Sabato alla Montagnola alle 16, nell’ambito della campagna della Rete “Noi non siamo complici” in solidarietà alle ragazze nigeriane rivoltatesi nel Cie milanese, ora a rischio espulsione dopo sette mesi in carcere. Aderisce anche BolognaPrendeCasa.

19 marzo 2010 - 20:54

132-joy_banner> Di seguito il comunicato di indizione del presidio:

La lotta con Joy contro Cie e deportazioni non deve fermarsi!

Quello di ieri è stato un parziale successo: l’intreccio tra fattori di tipo giuridico e le mobilitazioni solidali hanno fatto sì che Joy, Hellen e Florence non venissero deportate.

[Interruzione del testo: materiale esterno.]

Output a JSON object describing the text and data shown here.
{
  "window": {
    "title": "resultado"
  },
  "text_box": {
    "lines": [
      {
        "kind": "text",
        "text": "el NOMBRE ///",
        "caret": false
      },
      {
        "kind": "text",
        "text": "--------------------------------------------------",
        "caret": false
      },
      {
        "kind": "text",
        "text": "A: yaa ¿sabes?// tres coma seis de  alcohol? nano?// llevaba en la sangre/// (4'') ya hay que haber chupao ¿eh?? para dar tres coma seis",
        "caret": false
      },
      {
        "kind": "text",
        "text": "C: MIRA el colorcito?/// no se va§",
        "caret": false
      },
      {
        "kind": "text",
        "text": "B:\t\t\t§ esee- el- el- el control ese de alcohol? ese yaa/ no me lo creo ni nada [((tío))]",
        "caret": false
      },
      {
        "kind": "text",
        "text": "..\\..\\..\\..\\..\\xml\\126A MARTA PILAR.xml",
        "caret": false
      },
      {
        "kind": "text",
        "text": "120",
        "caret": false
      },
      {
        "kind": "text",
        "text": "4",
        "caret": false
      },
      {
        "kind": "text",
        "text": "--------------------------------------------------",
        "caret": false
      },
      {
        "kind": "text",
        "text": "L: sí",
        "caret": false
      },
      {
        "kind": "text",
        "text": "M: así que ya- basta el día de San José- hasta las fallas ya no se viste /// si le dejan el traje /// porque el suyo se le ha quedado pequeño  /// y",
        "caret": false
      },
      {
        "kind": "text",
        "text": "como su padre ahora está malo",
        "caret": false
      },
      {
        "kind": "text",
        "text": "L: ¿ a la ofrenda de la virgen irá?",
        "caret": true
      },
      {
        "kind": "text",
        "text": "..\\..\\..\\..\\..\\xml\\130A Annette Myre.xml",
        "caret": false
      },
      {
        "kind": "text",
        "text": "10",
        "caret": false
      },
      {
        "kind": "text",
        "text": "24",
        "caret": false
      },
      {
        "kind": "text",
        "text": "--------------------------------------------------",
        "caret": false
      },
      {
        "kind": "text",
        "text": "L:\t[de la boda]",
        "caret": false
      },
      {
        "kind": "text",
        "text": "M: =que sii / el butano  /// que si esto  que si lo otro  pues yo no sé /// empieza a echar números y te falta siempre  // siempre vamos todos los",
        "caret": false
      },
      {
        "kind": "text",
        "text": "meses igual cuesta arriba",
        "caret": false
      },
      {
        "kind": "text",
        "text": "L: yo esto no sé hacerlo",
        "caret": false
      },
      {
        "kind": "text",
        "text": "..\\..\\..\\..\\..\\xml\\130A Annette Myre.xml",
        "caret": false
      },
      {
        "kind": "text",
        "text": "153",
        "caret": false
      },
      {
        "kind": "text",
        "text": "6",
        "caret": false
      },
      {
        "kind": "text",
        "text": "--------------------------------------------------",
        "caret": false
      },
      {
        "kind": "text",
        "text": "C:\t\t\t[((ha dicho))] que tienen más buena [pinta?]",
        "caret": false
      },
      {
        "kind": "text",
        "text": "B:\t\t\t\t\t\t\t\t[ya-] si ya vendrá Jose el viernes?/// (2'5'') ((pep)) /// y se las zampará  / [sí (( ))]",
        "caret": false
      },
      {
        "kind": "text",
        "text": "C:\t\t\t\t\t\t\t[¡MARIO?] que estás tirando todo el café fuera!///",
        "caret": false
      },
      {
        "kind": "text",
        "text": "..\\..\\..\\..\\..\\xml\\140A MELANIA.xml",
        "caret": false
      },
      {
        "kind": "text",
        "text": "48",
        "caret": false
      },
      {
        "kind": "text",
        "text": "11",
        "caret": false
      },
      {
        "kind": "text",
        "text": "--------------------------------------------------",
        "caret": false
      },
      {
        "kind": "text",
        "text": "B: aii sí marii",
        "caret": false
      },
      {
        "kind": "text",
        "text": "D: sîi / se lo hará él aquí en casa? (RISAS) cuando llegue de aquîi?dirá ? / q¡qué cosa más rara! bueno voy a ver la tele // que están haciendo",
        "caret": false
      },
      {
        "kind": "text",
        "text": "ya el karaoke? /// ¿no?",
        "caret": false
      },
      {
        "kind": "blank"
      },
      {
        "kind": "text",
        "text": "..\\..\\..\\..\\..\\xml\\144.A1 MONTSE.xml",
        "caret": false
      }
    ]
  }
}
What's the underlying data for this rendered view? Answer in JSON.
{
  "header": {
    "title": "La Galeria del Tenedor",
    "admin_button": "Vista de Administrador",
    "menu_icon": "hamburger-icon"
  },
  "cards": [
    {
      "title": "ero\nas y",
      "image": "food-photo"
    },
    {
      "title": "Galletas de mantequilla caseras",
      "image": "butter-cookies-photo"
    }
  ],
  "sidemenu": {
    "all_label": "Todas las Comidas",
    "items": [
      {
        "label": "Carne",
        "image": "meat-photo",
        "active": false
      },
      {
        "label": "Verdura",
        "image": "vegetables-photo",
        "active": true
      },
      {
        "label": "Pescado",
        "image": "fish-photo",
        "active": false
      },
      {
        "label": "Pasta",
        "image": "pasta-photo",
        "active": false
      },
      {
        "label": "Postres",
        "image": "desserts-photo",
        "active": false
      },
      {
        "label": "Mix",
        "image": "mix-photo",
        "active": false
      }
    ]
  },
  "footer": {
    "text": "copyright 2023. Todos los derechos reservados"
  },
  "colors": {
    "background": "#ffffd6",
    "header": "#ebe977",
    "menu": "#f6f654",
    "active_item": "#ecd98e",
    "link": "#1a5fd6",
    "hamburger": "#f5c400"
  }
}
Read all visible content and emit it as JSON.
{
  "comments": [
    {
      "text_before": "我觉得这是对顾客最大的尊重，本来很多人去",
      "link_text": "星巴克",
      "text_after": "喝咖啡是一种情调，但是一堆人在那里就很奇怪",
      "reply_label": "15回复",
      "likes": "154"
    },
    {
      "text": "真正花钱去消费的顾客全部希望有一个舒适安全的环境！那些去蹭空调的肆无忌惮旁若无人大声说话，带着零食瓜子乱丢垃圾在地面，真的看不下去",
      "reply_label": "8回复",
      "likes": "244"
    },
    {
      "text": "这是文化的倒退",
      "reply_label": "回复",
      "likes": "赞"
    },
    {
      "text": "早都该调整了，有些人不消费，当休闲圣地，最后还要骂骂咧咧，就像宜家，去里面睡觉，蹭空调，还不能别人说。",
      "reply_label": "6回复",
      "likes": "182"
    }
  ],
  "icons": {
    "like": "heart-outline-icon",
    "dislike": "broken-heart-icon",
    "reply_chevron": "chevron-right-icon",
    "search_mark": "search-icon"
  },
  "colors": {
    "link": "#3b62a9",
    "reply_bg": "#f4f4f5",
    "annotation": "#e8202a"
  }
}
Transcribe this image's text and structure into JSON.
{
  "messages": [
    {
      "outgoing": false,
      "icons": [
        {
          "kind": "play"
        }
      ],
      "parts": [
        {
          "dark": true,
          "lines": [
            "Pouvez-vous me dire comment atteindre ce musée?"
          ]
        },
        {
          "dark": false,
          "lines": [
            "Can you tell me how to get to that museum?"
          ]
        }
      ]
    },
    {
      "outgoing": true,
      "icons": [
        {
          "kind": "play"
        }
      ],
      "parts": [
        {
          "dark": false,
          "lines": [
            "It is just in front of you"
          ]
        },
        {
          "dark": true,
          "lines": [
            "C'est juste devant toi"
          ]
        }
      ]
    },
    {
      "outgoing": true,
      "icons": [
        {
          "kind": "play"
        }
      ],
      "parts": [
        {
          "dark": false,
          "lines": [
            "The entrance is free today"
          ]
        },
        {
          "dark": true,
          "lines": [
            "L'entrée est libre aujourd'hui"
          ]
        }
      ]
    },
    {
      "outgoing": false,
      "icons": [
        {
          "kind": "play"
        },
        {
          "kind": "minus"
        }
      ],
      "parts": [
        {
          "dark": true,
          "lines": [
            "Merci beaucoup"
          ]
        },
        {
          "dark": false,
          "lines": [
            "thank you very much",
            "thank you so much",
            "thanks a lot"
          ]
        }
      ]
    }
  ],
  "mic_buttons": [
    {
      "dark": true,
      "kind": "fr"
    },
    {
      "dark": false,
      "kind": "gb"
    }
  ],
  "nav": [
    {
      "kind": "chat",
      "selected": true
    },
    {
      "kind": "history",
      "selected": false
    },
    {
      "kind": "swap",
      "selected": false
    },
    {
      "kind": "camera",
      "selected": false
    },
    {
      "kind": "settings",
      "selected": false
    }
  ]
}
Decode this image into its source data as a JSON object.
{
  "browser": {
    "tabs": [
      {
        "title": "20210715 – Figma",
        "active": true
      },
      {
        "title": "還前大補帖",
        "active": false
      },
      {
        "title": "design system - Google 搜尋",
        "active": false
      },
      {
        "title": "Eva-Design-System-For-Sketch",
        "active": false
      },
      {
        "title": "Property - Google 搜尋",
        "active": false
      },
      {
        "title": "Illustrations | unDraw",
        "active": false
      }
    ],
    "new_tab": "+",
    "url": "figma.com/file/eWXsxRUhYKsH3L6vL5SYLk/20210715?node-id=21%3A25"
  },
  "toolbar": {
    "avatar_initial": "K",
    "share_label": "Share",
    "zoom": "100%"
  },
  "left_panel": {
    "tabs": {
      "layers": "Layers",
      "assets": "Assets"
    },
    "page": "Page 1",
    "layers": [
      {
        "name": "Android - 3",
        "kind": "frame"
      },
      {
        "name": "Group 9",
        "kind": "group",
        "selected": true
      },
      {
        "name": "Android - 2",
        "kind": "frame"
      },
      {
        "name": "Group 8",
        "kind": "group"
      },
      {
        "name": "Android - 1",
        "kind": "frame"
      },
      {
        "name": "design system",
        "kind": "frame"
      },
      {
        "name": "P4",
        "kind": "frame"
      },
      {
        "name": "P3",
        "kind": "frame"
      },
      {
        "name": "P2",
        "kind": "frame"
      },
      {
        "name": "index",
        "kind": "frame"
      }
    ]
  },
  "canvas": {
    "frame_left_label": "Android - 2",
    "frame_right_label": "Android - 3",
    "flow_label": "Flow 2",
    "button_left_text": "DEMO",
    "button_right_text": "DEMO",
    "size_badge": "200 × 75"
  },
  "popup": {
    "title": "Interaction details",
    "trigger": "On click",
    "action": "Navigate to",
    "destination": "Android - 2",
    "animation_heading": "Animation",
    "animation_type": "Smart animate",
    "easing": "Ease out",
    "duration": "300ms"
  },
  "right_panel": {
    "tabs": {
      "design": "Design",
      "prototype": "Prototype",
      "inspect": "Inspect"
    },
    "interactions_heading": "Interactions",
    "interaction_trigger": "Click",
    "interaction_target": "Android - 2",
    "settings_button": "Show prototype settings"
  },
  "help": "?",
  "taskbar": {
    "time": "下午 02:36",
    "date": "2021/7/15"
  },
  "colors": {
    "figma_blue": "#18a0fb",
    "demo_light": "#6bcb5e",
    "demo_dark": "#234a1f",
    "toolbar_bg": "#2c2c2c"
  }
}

Ma ciò non toglie che ieri 25 uomini e donne provenienti dalla Nigeria siano stati/e rimpatriati da Ponte Galeria con il charter organizzato da Frontex, mettendo gravemente in pericolo le loro vite e che quindi rimanga necessario fare di tutto per fermare le deportazioni.
D’altra parte ricordiamo che Joy è comunque stata riconosciuta dall’ambasciata nigeriana e questo significa, senza mezzi termini, che è un ostaggio dello Stato italiano e finché non sarà fuori dal Cie la sua vita rimane nelle mani dei suoi guardiani e del ministero dell’interno, che sicuramente tenteranno di tutto per deportarla e chiuderle la bocca una volta per tutte.
L’invito è dunque quello di moltiplicare in tutti i territori le iniziative che facciano conoscere la storia di Joy e che parlino della realtà dei Cie, delle violenze che vi avvengono e delle deportazioni.

Appuntamento dalle ore 16.00 alle scale del parco della Montagnola (Bologna)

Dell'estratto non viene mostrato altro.